The U.S. recorded its sharpest spike in the poverty rate since the 1960s, with 8 million Americans being added to the government designation of poor by the end of 2020.
The U.S. poverty rate rose by 2.4 percentage points during the final months of 2020 amid the ongoing coronavirus pandemic and lingering economic stagnation. Economists from the University of Chicago and University of Notre Dame said the nation saw the largest annual increase in poverty in nearly 60 years.
Black Americans were hit the hardest during this time period. The poverty rate for Black Americans jumped by 5.4 percentage points, meaning that about 2.5 million more Black individuals are now considered poor by official government classification. The overall U.S. poverty rate, according to this latest study, sat at about 11.8 percent in December 2020.
One of the researchers who led the study, Professor Bruce D. Meyer of the University of Chicago's Harris School of Public Policy, told Newsweek Monday that if not for additional government aid, "poverty would rise substantially" across the country. The study, which pulled data from late December surveys, found that the CARES Act stimulus relief checks passed last March helped to forestall the poverty rate from spiking even higher.
Black Americans surveyed in December were more than twice as likely to be considered poor as white Americans. That data is actually an improvement from the 2020 summer months, when Black Americans were three times more likely to be living in poverty. Black Americans have consistently been about three times as likely to be living in poverty compared to white Americans for almost all of the past six decades. That gap had been dramatically reduced during the country's longest-ever economic expansion between 2009 and 2019, but COVID-19 essentially wiped out those gains in 2020.

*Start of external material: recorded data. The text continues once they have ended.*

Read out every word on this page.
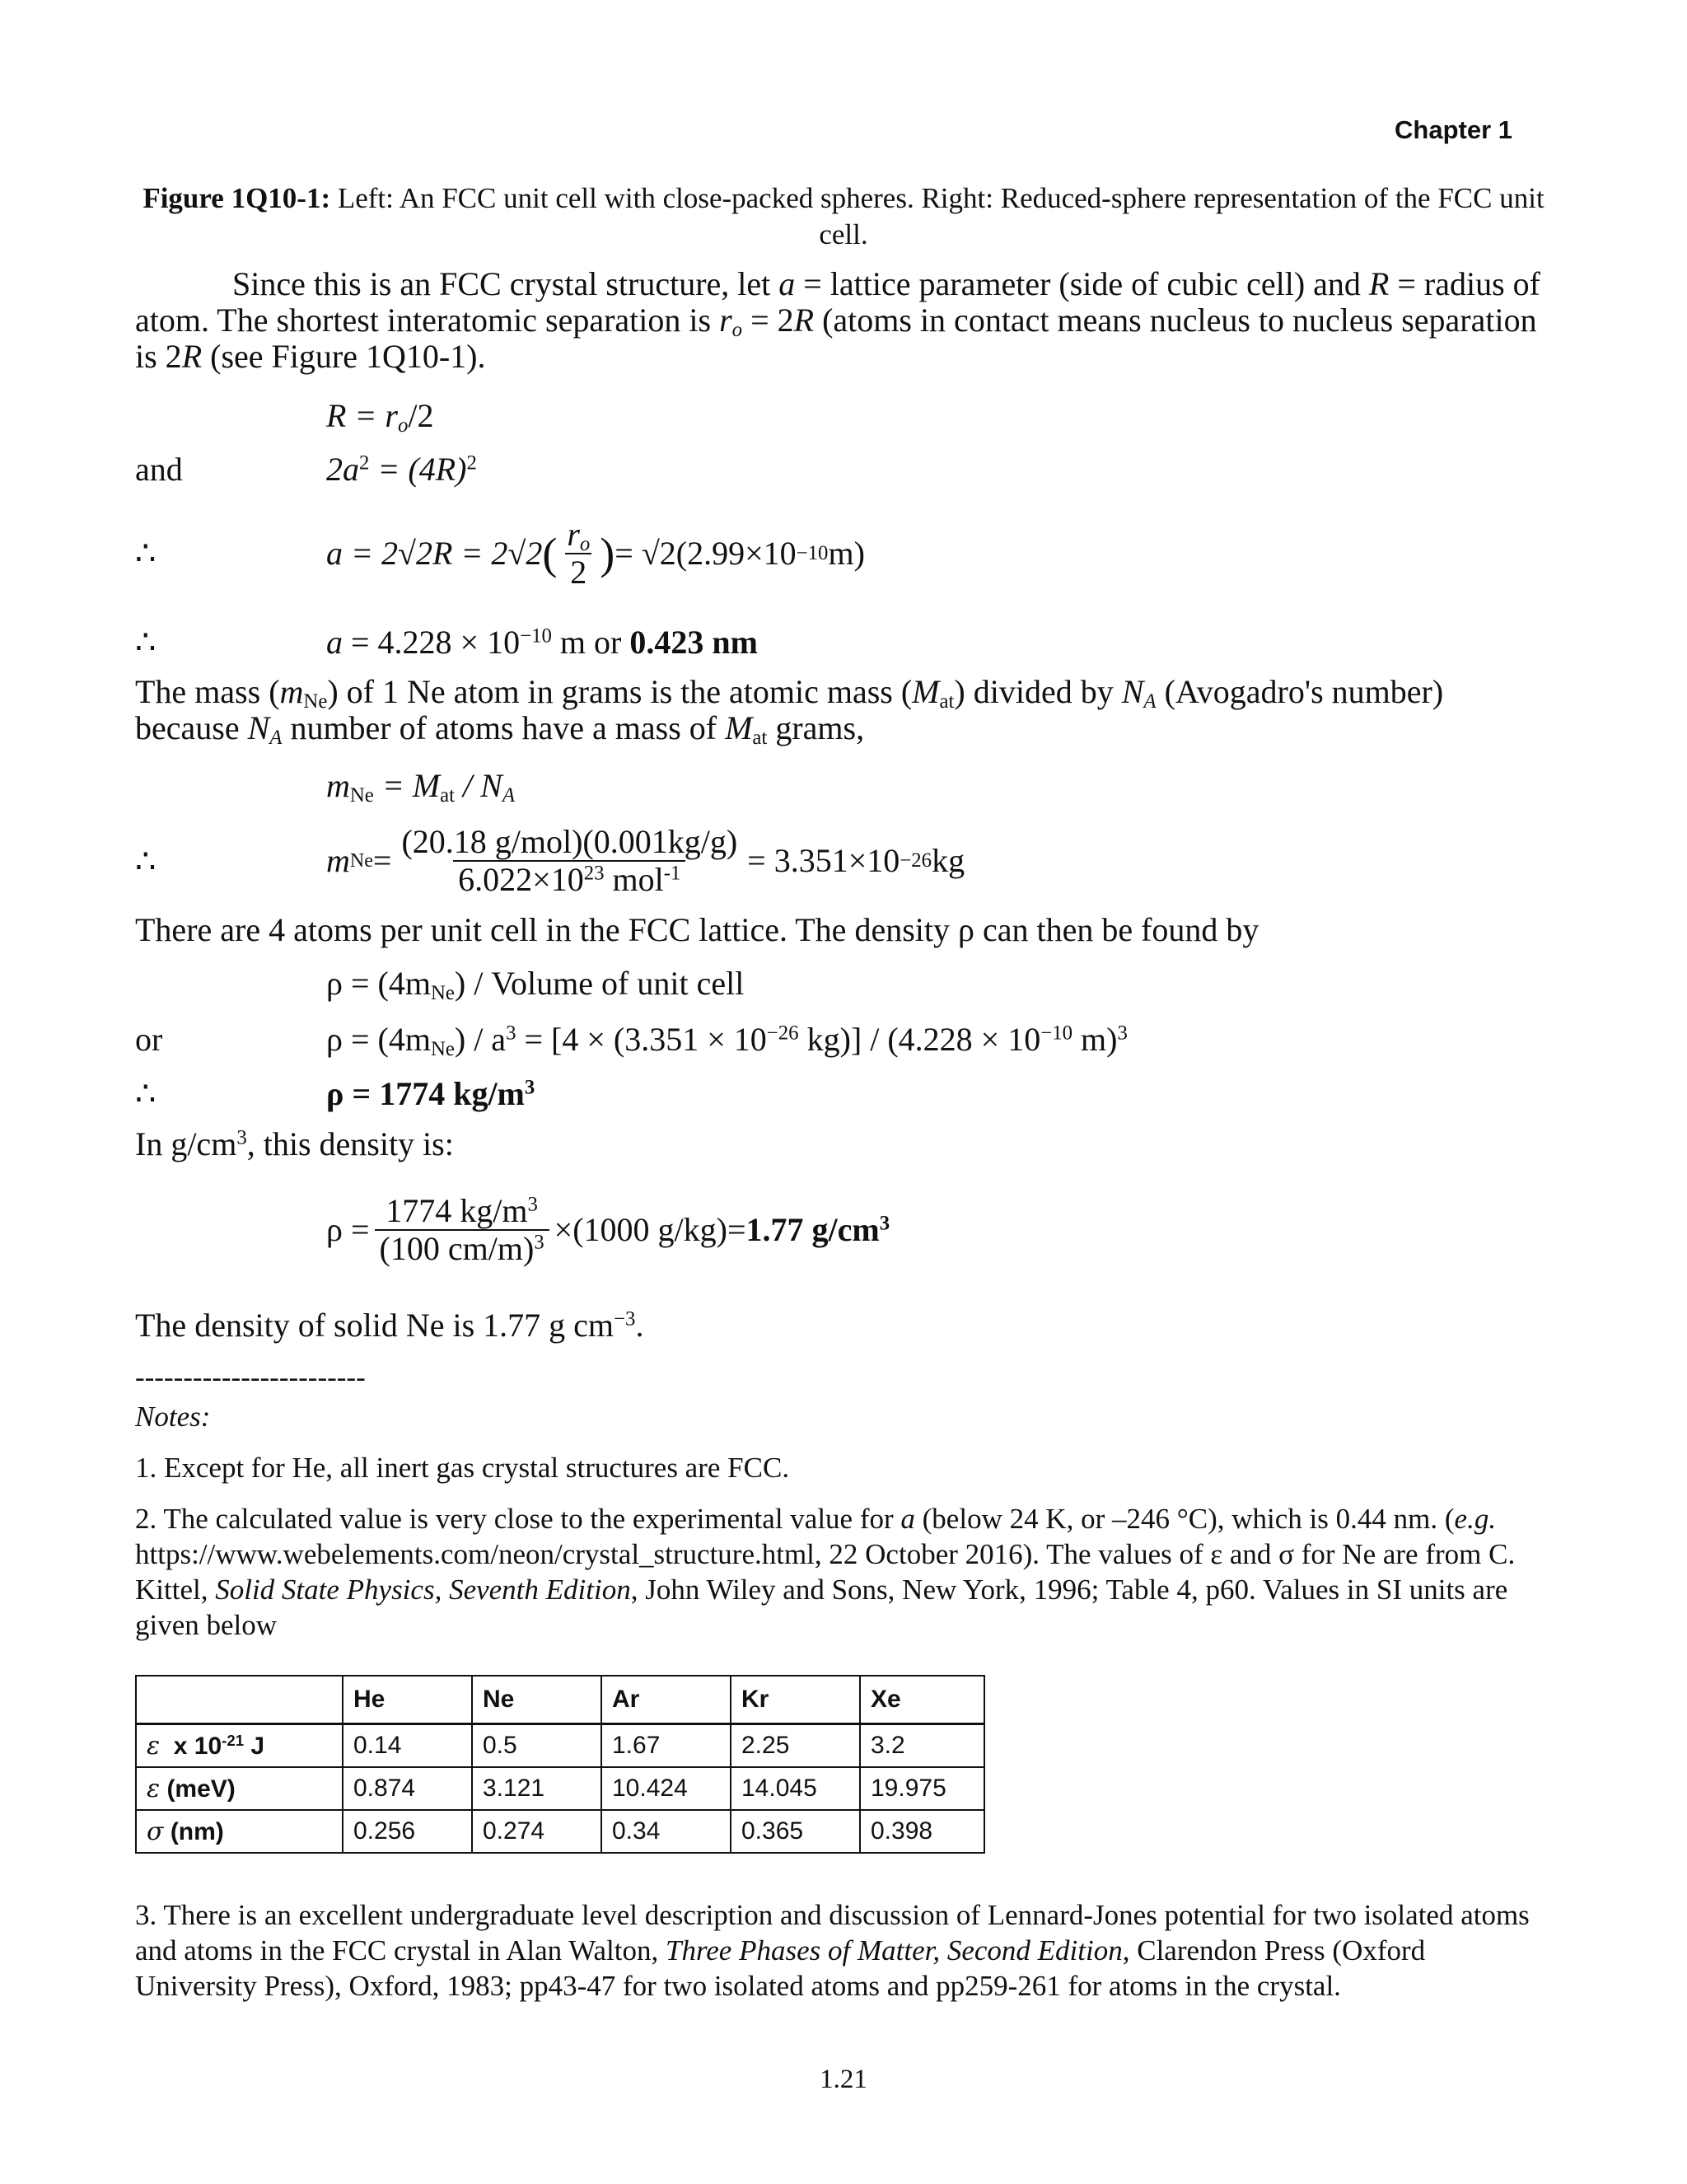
Chapter 1
Figure 1Q10-1: Left: An FCC unit cell with close-packed spheres. Right: Reduced-sphere representation of the FCC unit cell.
Since this is an FCC crystal structure, let a = lattice parameter (side of cubic cell) and R = radius of atom. The shortest interatomic separation is $r_o = 2R$ (atoms in contact means nucleus to nucleus separation is 2R (see Figure 1Q10-1).
$R = r_o/2$
and	$2a^2 = (4R)^2$
∴	a = 2√2R = 2√2 ( $\frac{r_o}{2}$ ) = √2(2.99×10 −10 m)
∴	$a = 4.228 \times 10^{-10}$ m or 0.423 nm
The mass $(m_{Ne})$ of 1 Ne atom in grams is the atomic mass $(M_{at})$ divided by $N_A$ (Avogadro's number) because $N_A$ number of atoms have a mass of $M_{at}$ grams,
$m_{Ne} = M_{at} / N_A$
∴	m $Ne = \frac{\text{(20.18 g/mol)(0.001kg/g)}}{6.022\times 10^{23} mol^{-1}} = 3.351\times 10 -26$ kg
There are 4 atoms per unit cell in the FCC lattice. The density ρ can then be found by
$\rho = (4m_{Ne})$ / Volume of unit cell
or	$\rho = (4m_{Ne}) / a^3 = [4 \times (3.351 \times 10^{-26}$ $kg)] / (4.228 \times 10^{-10}$ m)$^3$
∴	ρ = 1774 $kg/m^3$
In $g/cm^3$, this density is:
$\rho = \frac{1774 kg/m^3}{(100 cm/m)^3} \times(1000$ g/kg) = 1.77 $g/cm^3$
The density of solid Ne is 1.77 g $cm^{-3}$.
------------------------
Notes:
1. Except for He, all inert gas crystal structures are FCC.
2. The calculated value is very close to the experimental value for a (below 24 K, or –246 °C), which is 0.44 nm. (e.g. https://www.webelements.com/neon/crystal_structure.html, 22 October 2016). The values of ε and σ for Ne are from C. Kittel, Solid State Physics, Seventh Edition, John Wiley and Sons, New York, 1996; Table 4, p60. Values in SI units are given below
	He	Ne	Ar	Kr	Xe
ε x $10^{-21}$ J	0.14	0.5	1.67	2.25	3.2
ε (meV)	0.874	3.121	10.424	14.045	19.975
σ (nm)	0.256	0.274	0.34	0.365	0.398
3. There is an excellent undergraduate level description and discussion of Lennard-Jones potential for two isolated atoms and atoms in the FCC crystal in Alan Walton, Three Phases of Matter, Second Edition, Clarendon Press (Oxford University Press), Oxford, 1983; pp43-47 for two isolated atoms and pp259-261 for atoms in the crystal.
1.21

The estimated 11.8 percent of the country living in poverty is an improvement from the 15 percent who did 10 years before.
Study co-author Meyer told Newsweek Monday that those who are poor can generally be described as "those who are suffering the most material deprivation." The U.S. Census Bureau classifies a family or individuals as being in poverty if their income is less than their varying financial "thresholds," or a general reflection of one's basic needs to live. Income before taxes is weighed against one's readily available money, but excludes capital gains, tax credits and non-cash benefits such as public housing, Medicaid and food stamps.
The researchers estimate that the annual Census tally from September will reflect a higher poverty rate than the last recorded pre-pandemic data, which showed a 10.5 percent poverty rate back in 2019.
"The official measure, is pre-tax money income less than about 26K for a family of four. Where pre-tax money income is not subtracting taxes and not including either in-kind transfers like SNAP [Supplemental Nutrition Assistance Program] or tax credits like the EITC [earned income tax credit]," Meyer wrote via email.